Lance Guffey smelled the sulphurous reek of rotting leaves and the blood-iron tang of the clay, and at last the smell of death rolled up and penetrated his farmer's sensibilities. He looked around him in alarm, counted his cows as he killed the engine and climbed down from the cab, anxious to know if one of his heifers had already run foul of the reaching, grabbing branches of the downed tree. But the herd was accounted for, every one; they watched him still, thoughtfully regurgitating and chewing the tough prairie grass, waiting till he was done so they could cool off in the pond.

He took a step closer, covering his mouth and nose with his shirt tail, and saw a glimpse of flesh, camouflaged in the tangle of branches. The body seemed clothed in leaves and waterweed, like a nymph in the old-time fairy tales he read to his daughters. Sunshine dazzled off the water that clung to the cottonwood's waxy leaves, half blinding him, but he saw enough to be certain this was no water nymph.

1

Insanity: doing the same thing over and over and expecting different results.

E
INSTEIN

Aberdeen, Scotland

Nick Fennimore stared at the new mail in his inbox and his mouth dried. The subject line: ‘Is this your daughter?'

His hand jerked involuntarily. He slowed his breathing, forcing himself to look closely at the email, to think like a scientist and not a father. There was an attachment. He'd had messages like this before – usually from sick, sadistic men for whom causing others pain was a release. Those messages had been posted on the Facebook page he'd created in his daughter's name, but this was the first he'd had direct to his academic account. The sender was ‘anon67912' – a Hotmail account.
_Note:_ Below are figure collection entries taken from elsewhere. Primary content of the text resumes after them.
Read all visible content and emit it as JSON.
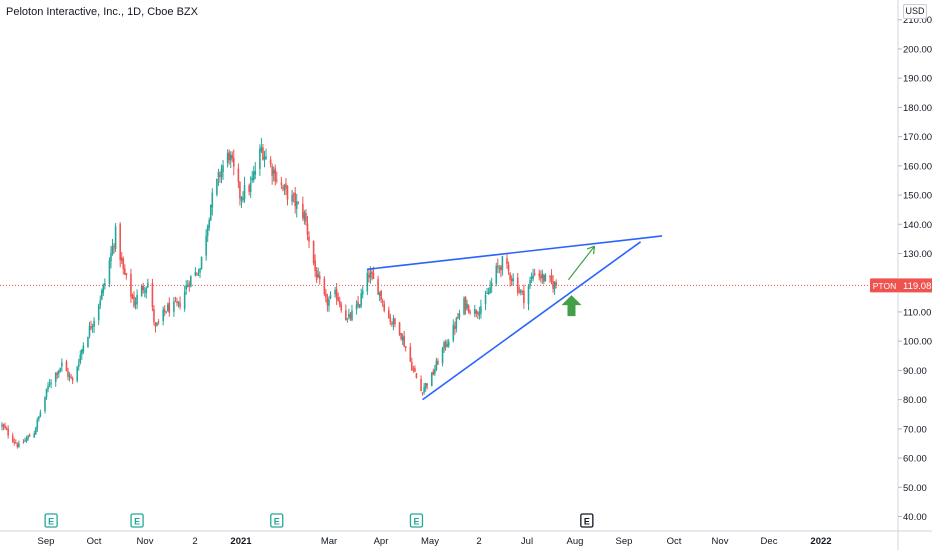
{
  "header": {
    "title": "Peloton Interactive, Inc., 1D, Cboe BZX",
    "currency": "USD"
  },
  "price_tag": {
    "symbol": "PTON",
    "value": "119.08",
    "price": 119.08,
    "color": "#ef5350"
  },
  "colors": {
    "up": "#26a69a",
    "down": "#ef5350",
    "trendline": "#2962ff",
    "arrow": "#43a047",
    "axis_text": "#131722",
    "earnings_badge": "#26a69a",
    "future_earnings_badge": "#131722"
  },
  "annotations": {
    "arrow_icon": "arrow-up-icon",
    "earnings_icon": "earnings-e-icon",
    "earnings_label": "E"
  },
  "chart_data": {
    "type": "candlestick",
    "title": "Peloton Interactive, Inc., 1D, Cboe BZX",
    "ylabel": "USD",
    "ylim": [
      38,
      218
    ],
    "y_ticks": [
      40,
      50,
      60,
      70,
      80,
      90,
      100,
      110,
      120,
      130,
      140,
      150,
      160,
      170,
      180,
      190,
      200,
      210
    ],
    "x_ticks": [
      "Sep",
      "Oct",
      "Nov",
      "2",
      "2021",
      "Mar",
      "Apr",
      "May",
      "2",
      "Jul",
      "Aug",
      "Sep",
      "Oct",
      "Nov",
      "Dec",
      "2022"
    ],
    "grid": false,
    "price_path": [
      [
        "2020-08-10",
        71
      ],
      [
        "2020-08-21",
        64
      ],
      [
        "2020-08-31",
        69
      ],
      [
        "2020-09-03",
        74
      ],
      [
        "2020-09-10",
        86
      ],
      [
        "2020-09-18",
        92
      ],
      [
        "2020-09-25",
        86
      ],
      [
        "2020-10-02",
        99
      ],
      [
        "2020-10-09",
        108
      ],
      [
        "2020-10-16",
        120
      ],
      [
        "2020-10-23",
        137
      ],
      [
        "2020-10-28",
        124
      ],
      [
        "2020-11-04",
        113
      ],
      [
        "2020-11-09",
        118
      ],
      [
        "2020-11-13",
        120
      ],
      [
        "2020-11-18",
        104
      ],
      [
        "2020-11-25",
        111
      ],
      [
        "2020-12-03",
        112
      ],
      [
        "2020-12-10",
        121
      ],
      [
        "2020-12-17",
        125
      ],
      [
        "2020-12-24",
        147
      ],
      [
        "2020-12-31",
        159
      ],
      [
        "2021-01-05",
        164
      ],
      [
        "2021-01-12",
        150
      ],
      [
        "2021-01-19",
        153
      ],
      [
        "2021-01-26",
        166
      ],
      [
        "2021-02-01",
        160
      ],
      [
        "2021-02-09",
        152
      ],
      [
        "2021-02-16",
        148
      ],
      [
        "2021-02-23",
        143
      ],
      [
        "2021-03-02",
        124
      ],
      [
        "2021-03-09",
        113
      ],
      [
        "2021-03-16",
        116
      ],
      [
        "2021-03-23",
        107
      ],
      [
        "2021-03-30",
        112
      ],
      [
        "2021-04-06",
        123
      ],
      [
        "2021-04-12",
        118
      ],
      [
        "2021-04-19",
        108
      ],
      [
        "2021-04-26",
        104
      ],
      [
        "2021-05-03",
        93
      ],
      [
        "2021-05-10",
        83
      ],
      [
        "2021-05-17",
        88
      ],
      [
        "2021-05-24",
        97
      ],
      [
        "2021-05-31",
        104
      ],
      [
        "2021-06-07",
        113
      ],
      [
        "2021-06-14",
        110
      ],
      [
        "2021-06-21",
        114
      ],
      [
        "2021-06-28",
        124
      ],
      [
        "2021-07-02",
        127
      ],
      [
        "2021-07-09",
        121
      ],
      [
        "2021-07-16",
        115
      ],
      [
        "2021-07-23",
        124
      ],
      [
        "2021-07-30",
        121
      ],
      [
        "2021-08-06",
        119
      ]
    ],
    "candles": [],
    "trendlines": [
      {
        "name": "resistance",
        "start": [
          "2021-04-05",
          124.6
        ],
        "end": [
          "2021-10-14",
          136
        ]
      },
      {
        "name": "support",
        "start": [
          "2021-05-11",
          80
        ],
        "end": [
          "2021-09-30",
          134
        ]
      }
    ],
    "projection_arrow": {
      "start": [
        "2021-08-14",
        121
      ],
      "end": [
        "2021-08-31",
        132.5
      ]
    },
    "up_arrow_marker": {
      "date": "2021-08-16",
      "price": 112
    },
    "earnings": [
      {
        "date": "2020-09-11",
        "reported": true
      },
      {
        "date": "2020-11-06",
        "reported": true
      },
      {
        "date": "2021-02-05",
        "reported": true
      },
      {
        "date": "2021-05-07",
        "reported": true
      },
      {
        "date": "2021-08-26",
        "reported": false
      }
    ]
  }
}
Fennimore ran the email and its attachment through his virus checker: no Trojans, spyware or viruses. He clicked to open the message envelope. There was no message – just the subject header and the attachment. He wiped cold sweat from his upper lip and double-clicked to view the attachment.

It was a girl. Just a girl. She was slim, serious-looking; she walked alongside a man. He seemed older – mid-thirties, at a guess. Suited, stocky. Dark hair, full lips, otherwise unexceptional. His eye was drawn again to the girl. Could this be Suzie?